The following is not true regarding acute kidney injury (AKI):
A) origin in intensive care is usually prerenal
B) intraabdominal pressures above 25 mmHg promote AKI
C) high dose diuretic therapy can stop progression of AKI
D) NSAID therapy can promote progression of AKI
C) high dose diuretic therapy can stop progression of AKI
EXPLANATION
Acute kidney injury is produced by acute effects diminishing kidney function, resulting in diminished glomerular filtration rate, increased serum creatinine and reduced diuresis. Etiology can be prerenal, renal and postrenal with prerenal being the most common cause in intensive care settings. Prerenal causes can be reduced perfusion of the kidneys as a result of hemodynamic instability or increased intraabdominal pressure. Renal causes are usually toxic (e.g. NSAID promoted) or infection related parenchymal injury, while postrenal causes usually include urolithiasis, tumor or iatrogenic obstruction of urinary flow. Progression of kidney injury can be slowed or stopped by reversing the causes (e.g. stabilizing hemodynamic parameters, lowering intraabdominal pressure, avoiding toxins, resolving urinary obstruction). Diuretics increase rate of diuresis, but do not slow progression of AKI (but can rather hasten it).
A mechanically ventilated, hemodynamically stable and normovolemic 24-year-old polytrauma patient has the following parameters on day 4. following trauma: serum creatinine 400 umol/L; diuresis: 30ml/h, pH 7,3; BE: -11, HCO3: 13mmol/L. Which of the following is advised first?

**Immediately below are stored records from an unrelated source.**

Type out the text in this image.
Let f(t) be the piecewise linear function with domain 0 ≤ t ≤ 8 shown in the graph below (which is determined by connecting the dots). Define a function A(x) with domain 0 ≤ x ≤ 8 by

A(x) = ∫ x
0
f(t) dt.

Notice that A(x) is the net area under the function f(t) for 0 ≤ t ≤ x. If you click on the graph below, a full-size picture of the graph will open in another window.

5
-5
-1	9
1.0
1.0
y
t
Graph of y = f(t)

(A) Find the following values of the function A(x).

A) 1-5ug/kg/min dopamine drip
B) combination of osmotic and loop diuretics
C) at least 2L positive fluid balance to improve hydration
D) renal replacement therapy
D) renal replacement therapy
EXPLANATION
Acute kidney injury after polytrauma is prerenal and renal in origin (shock, rhabdomyolysis, contrast induced kidney injury). Since this patient is hemodynamically stable and normovolemic, additional iv. fluid therapy will not be beneficial, on the contrary positive fluid balance might be harmful. „Renal dose” dopamine apart from increasing diuresis has no clinically proven beneficial effects in kidney injury, and is hence not advised. No diuretics have proven beneficial effects, and in this case osmotic diuretics can worsen rhabdomyolysis induced kidney injury. The parameters described here verify stage III AKI, so renal replacement therapy is indicated.

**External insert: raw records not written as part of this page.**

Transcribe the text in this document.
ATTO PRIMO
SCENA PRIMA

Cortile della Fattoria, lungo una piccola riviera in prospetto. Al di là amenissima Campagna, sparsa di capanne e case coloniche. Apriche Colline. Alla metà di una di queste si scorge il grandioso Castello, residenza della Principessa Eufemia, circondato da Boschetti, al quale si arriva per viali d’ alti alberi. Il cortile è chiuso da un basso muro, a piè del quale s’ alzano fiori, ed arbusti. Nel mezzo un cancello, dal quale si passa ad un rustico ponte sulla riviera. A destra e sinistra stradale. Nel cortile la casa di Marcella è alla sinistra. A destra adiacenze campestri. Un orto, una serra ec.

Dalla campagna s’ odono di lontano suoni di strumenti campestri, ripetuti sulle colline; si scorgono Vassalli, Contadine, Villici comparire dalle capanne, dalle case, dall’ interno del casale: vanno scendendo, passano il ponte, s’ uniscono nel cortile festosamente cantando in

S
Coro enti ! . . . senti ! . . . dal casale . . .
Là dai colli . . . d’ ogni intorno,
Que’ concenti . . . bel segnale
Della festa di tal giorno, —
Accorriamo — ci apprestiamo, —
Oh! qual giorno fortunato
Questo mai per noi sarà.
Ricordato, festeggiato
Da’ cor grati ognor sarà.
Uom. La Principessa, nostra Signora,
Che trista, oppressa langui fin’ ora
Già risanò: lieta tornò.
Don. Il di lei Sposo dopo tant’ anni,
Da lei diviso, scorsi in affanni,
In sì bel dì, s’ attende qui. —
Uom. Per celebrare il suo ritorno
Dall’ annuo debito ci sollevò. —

When treating a patient with acute kidney failure in intensive care which of the following is true:
A) antibiotic dose should be adjusted according to renal clearance.

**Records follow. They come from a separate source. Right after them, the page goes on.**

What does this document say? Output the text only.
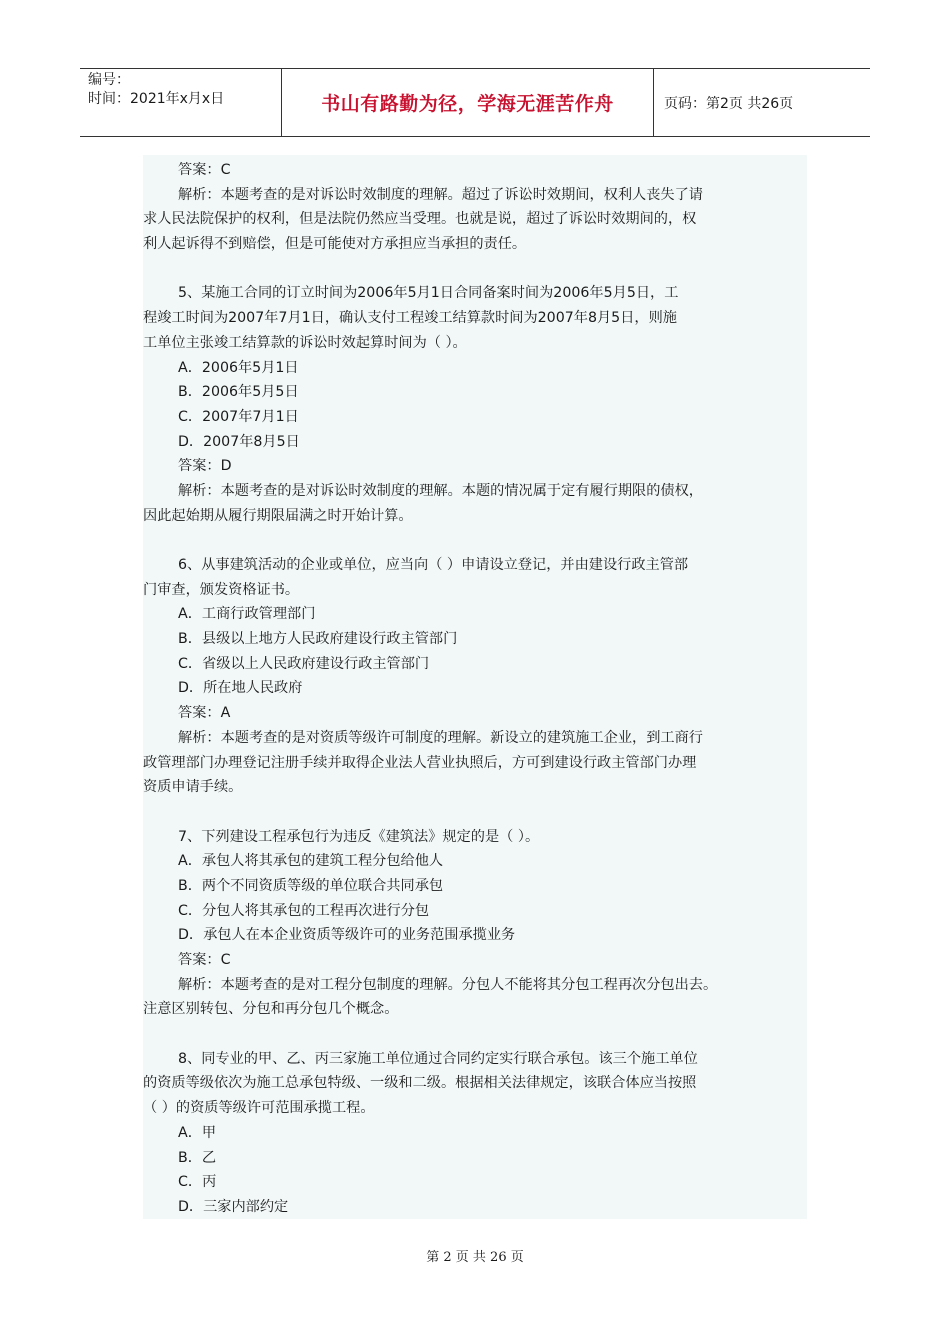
编号：
时间：2021年x月x日	书山有路勤为径，学海无涯苦作舟	页码：第2页 共26页
答案：C
解析：本题考查的是对诉讼时效制度的理解。超过了诉讼时效期间，权利人丧失了请
求人民法院保护的权利，但是法院仍然应当受理。也就是说，超过了诉讼时效期间的，权
利人起诉得不到赔偿，但是可能使对方承担应当承担的责任。
5、某施工合同的订立时间为2006年5月1日合同备案时间为2006年5月5日，工
程竣工时间为2007年7月1日，确认支付工程竣工结算款时间为2007年8月5日，则施
工单位主张竣工结算款的诉讼时效起算时间为（ ）。
A．2006年5月1日
B．2006年5月5日
C．2007年7月1日
D．2007年8月5日
答案：D
解析：本题考查的是对诉讼时效制度的理解。本题的情况属于定有履行期限的债权，
因此起始期从履行期限届满之时开始计算。
6、从事建筑活动的企业或单位，应当向（ ）申请设立登记，并由建设行政主管部
门审查，颁发资格证书。
A．工商行政管理部门
B．县级以上地方人民政府建设行政主管部门
C．省级以上人民政府建设行政主管部门
D．所在地人民政府
答案：A
解析：本题考查的是对资质等级许可制度的理解。新设立的建筑施工企业，到工商行
政管理部门办理登记注册手续并取得企业法人营业执照后，方可到建设行政主管部门办理
资质申请手续。
7、下列建设工程承包行为违反《建筑法》规定的是（ ）。
A．承包人将其承包的建筑工程分包给他人
B．两个不同资质等级的单位联合共同承包
C．分包人将其承包的工程再次进行分包
D．承包人在本企业资质等级许可的业务范围承揽业务
答案：C
解析：本题考查的是对工程分包制度的理解。分包人不能将其分包工程再次分包出去。
注意区别转包、分包和再分包几个概念。
8、同专业的甲、乙、丙三家施工单位通过合同约定实行联合承包。该三个施工单位
的资质等级依次为施工总承包特级、一级和二级。根据相关法律规定，该联合体应当按照
（ ）的资质等级许可范围承揽工程。
A．甲
B．乙
C．丙
D．三家内部约定
第 2 页 共 26 页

B) Dose of LMWH (low molecular weight heparin) treatment should be increased because of increased thrombosis risk.
C) Parenteral nutrition should be protein free due to the risk of protein intoxication.
D) All of the above.
A) antibiotic dose should be adjusted according to renal clearance.
EXPLANATION
In acute renal failure drug elimination is reduced, so normal drug doses result in cumulation of chemicals and increased complication rates. Antibiotic dosing should be adjusted based on serum drug levels or according to previously verified dosing schemes based on clearance. Heparins also tend to cumulate; their dose should be reduced. Acute renal failure results in protein catabolism, resulting in increased protein need of 0,6-1g/kg/day.